All told, the ASU researchers ran and compared each implementation of the specific algorithms across each of the machine learning platforms for 29 different classification problems.
Testing ML Platforms
In terms of methods, the researchers took pains to follow best practices. Before testing, they combined the original training and test datasets (if available) and then used random sub-sampling cross-validation techniques on the combined dataset to generate training and testing sets. They did this 10 times for each data set and then calculated the average accuracy and standard deviation.
The researchers left out one important step that most data scientists would perform in the real world — feature selection and extraction – because the majority of algorithms it tested do this themselves. “Given such inherent algorithmic capabilities, one of our objectives was to find out how well the algorithms on a platform perform on high dimensional data without the benefit of prior feature selection and/or extraction – both individually and collectively,” they write.
As far as tuning goes, the researchers did their best given the optimization methods available in each of the tools. That means that, for the R package, it used a full grid search for most datasets, while for other packages that don’t offer hyperparamter optimization, like SAS, it ran algorithms with default parameters (although they did do some tuning for SAS).
Analyzing ML Results
Once the tests were run across the 29 problems, the researchers used statistical tools to analyze the results coming out of the six machine learning platforms. It used three methods to analyze the results, including a relatively straightforward accuracy test for all problems. For the 16 two-class problems, it also used an F-score and AUC (area under the curve) approach to understanding the results.

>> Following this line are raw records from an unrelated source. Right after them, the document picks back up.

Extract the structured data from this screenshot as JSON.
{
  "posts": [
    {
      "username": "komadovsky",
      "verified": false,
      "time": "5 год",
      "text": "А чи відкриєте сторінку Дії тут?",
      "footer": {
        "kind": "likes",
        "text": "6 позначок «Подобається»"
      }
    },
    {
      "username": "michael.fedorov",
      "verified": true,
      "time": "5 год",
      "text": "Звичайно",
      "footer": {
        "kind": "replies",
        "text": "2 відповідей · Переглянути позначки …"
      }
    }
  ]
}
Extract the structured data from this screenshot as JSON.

These analyses gave some interesting figures. For the accuracy measure, when ranked one through six across all 29 problems, none of the platforms differentiated itself in a meaningful way. Azure ML was the highest ranking platform with an average total ranking of 2.948, followed by Python (3.069), R (3.121), SPSS (3.793), SAS (3.897), and Spark ML (4.172).
When judged by F-score, a similar thing occurred. R led the pack with an average ranking of 2.27 across the 16 two-class problems, followed by SPSS (3.20), Python (3.60), Spark (3.33), Azure ML (4.27), and SAS (4.33). For the AUC measure, Azure came in first with a 1.9375 rating, followed by Python (2.375), SAS (2.5), SPSS (3.31), and Spark (4.875). (R was left off this test because of various errors).
And the Winner Is…
The researchers concluded that, when the results are taken as a whole, there were no clear winners in its machine learning platform comparison.

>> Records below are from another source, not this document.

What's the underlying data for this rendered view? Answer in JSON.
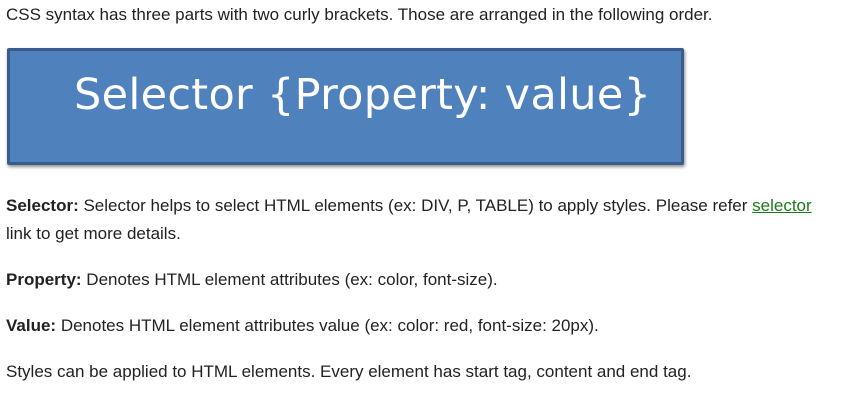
{
  "intro": "CSS syntax has three parts with two curly brackets. Those are arranged in the following order.",
  "syntax_box": {
    "text": "Selector {Property: value}"
  },
  "selector_para": {
    "term": "Selector:",
    "text_before_link": " Selector helps to select HTML elements (ex: DIV, P, TABLE) to apply styles. Please refer ",
    "link_text": "selector",
    "text_after_link": " link to get more details."
  },
  "property_para": {
    "term": "Property:",
    "text": " Denotes HTML element attributes (ex: color, font-size)."
  },
  "value_para": {
    "term": "Value:",
    "text": " Denotes HTML element attributes value (ex: color: red, font-size: 20px)."
  },
  "styles_para": {
    "text": "Styles can be applied to HTML elements. Every element has start tag, content and end tag."
  },
  "colors": {
    "box_fill": "#4f81bd",
    "box_border": "#385d8a",
    "link": "#1a7a1a",
    "text": "#222222"
  }
}
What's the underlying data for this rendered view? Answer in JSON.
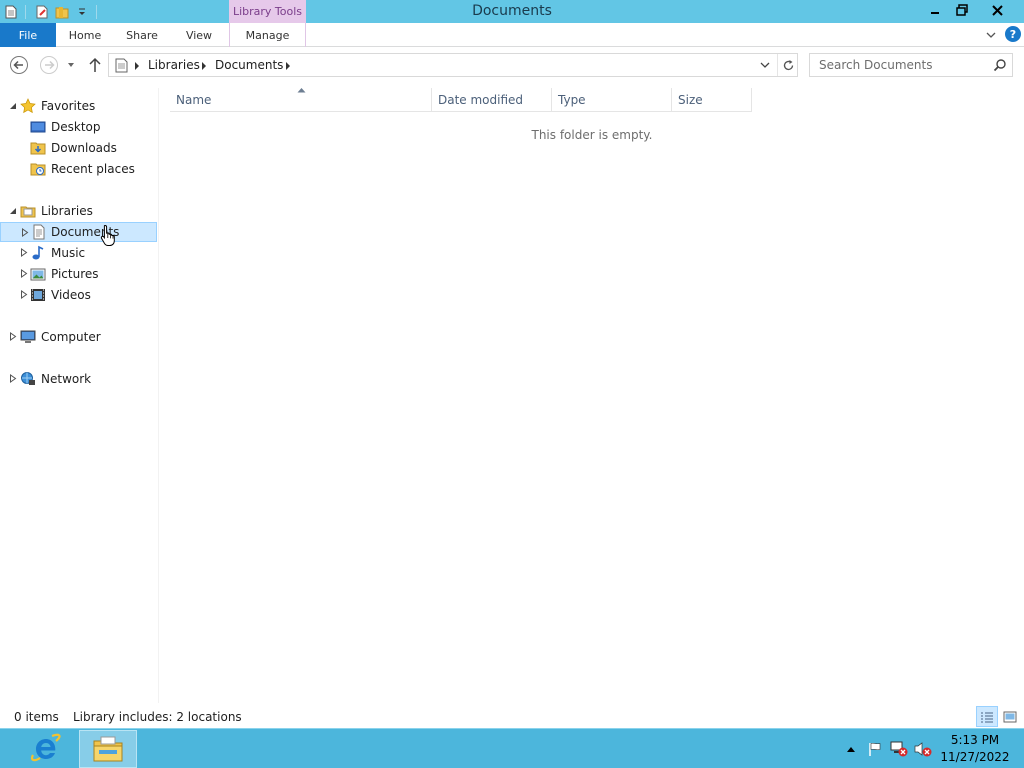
{
  "window": {
    "title": "Documents",
    "context_tab": "Library Tools"
  },
  "ribbon": {
    "tabs": [
      "File",
      "Home",
      "Share",
      "View",
      "Manage"
    ],
    "help": "?"
  },
  "address": {
    "crumbs": [
      "Libraries",
      "Documents"
    ]
  },
  "search": {
    "placeholder": "Search Documents"
  },
  "nav": {
    "favorites": {
      "label": "Favorites",
      "items": [
        "Desktop",
        "Downloads",
        "Recent places"
      ]
    },
    "libraries": {
      "label": "Libraries",
      "items": [
        "Documents",
        "Music",
        "Pictures",
        "Videos"
      ],
      "selected": "Documents"
    },
    "computer": "Computer",
    "network": "Network"
  },
  "columns": [
    "Name",
    "Date modified",
    "Type",
    "Size"
  ],
  "content": {
    "empty_message": "This folder is empty."
  },
  "status": {
    "item_count": "0 items",
    "library_info": "Library includes: 2 locations"
  },
  "taskbar": {
    "time": "5:13 PM",
    "date": "11/27/2022"
  },
  "colors": {
    "titlebar": "#62c6e5",
    "file_tab": "#1979ca",
    "context_tab": "#e6c9ea",
    "selection": "#cce8ff",
    "taskbar": "#4cb6dc"
  }
}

“When compared on the basis of accuracy and F-score, we cannot reject the hypothesis that all platforms perform equally well, even though some didn’t permit parameter tuning or had limited parameter tuning capability,” Only the AUC comparison shows that these platforms are different, with Azure ML, SAS and Python being better performers. If we accept the findings from a majority of the performance measures (i.e. accuracy and F-score), then all of these platforms perform equally well.”

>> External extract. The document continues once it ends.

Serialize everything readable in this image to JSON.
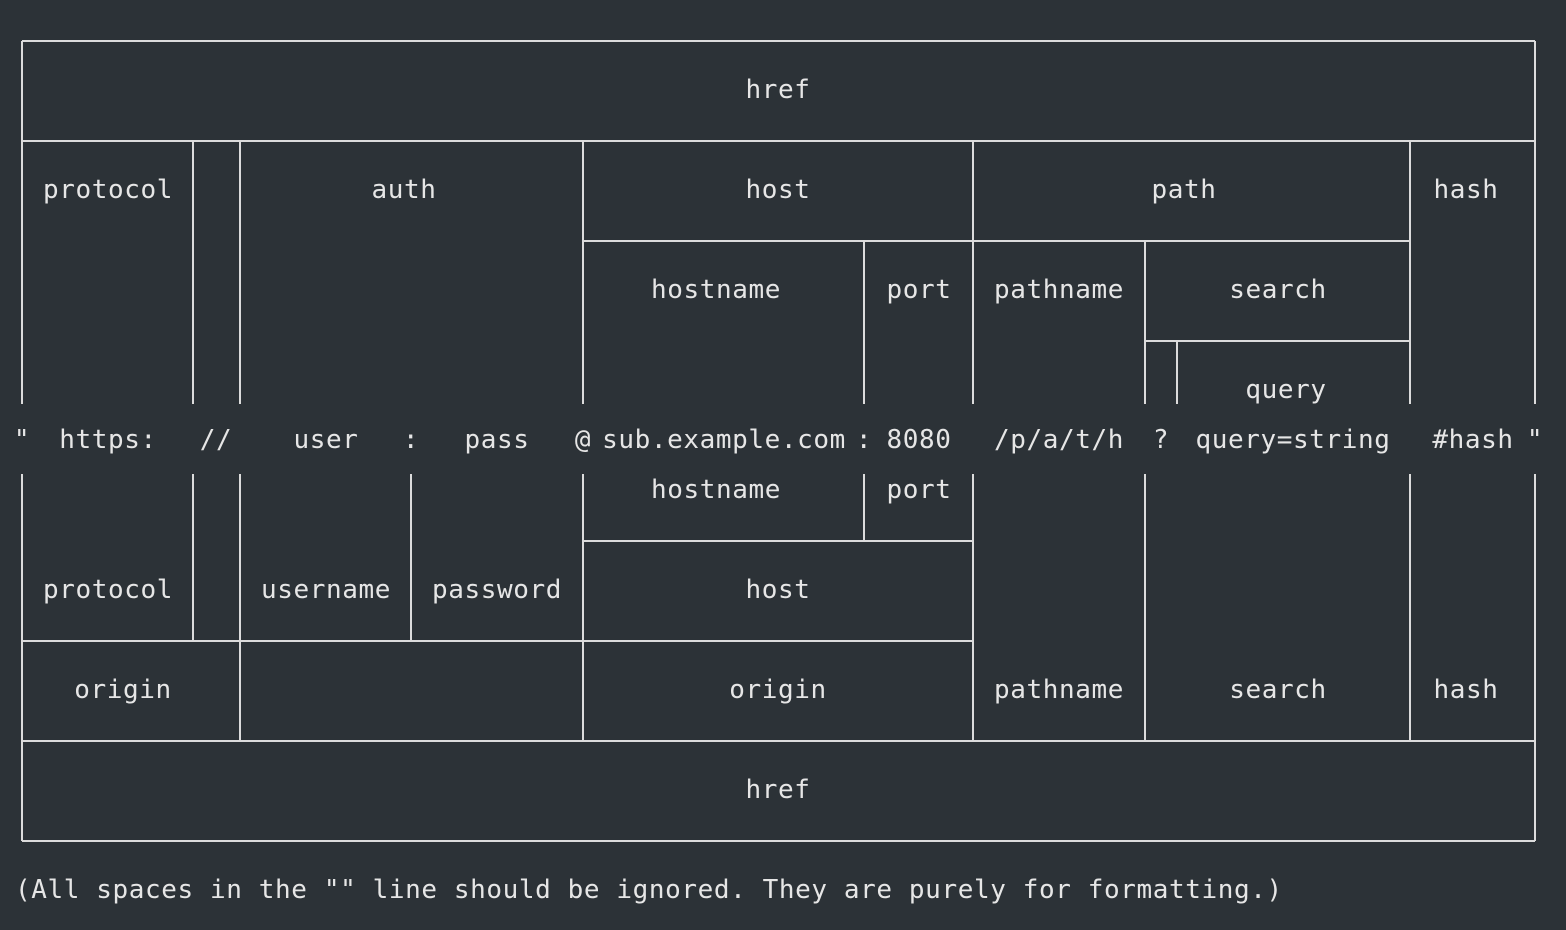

As machine learning becomes more popular, the ASU researchers hope that this sort of testing can help steer users toward better buying decisions, just as consumers rely on ratings and comparisons to buy automobiles.
“The study we presented in this paper hopefully will begin an era of comparing machine learning platforms, not just algorithms,” the ASU researchers conclude. “Over the next decade, thousands of big and small companies will be using off-the-shelf machine learning platforms and this kind of information could be critical to their evaluation of these platforms.”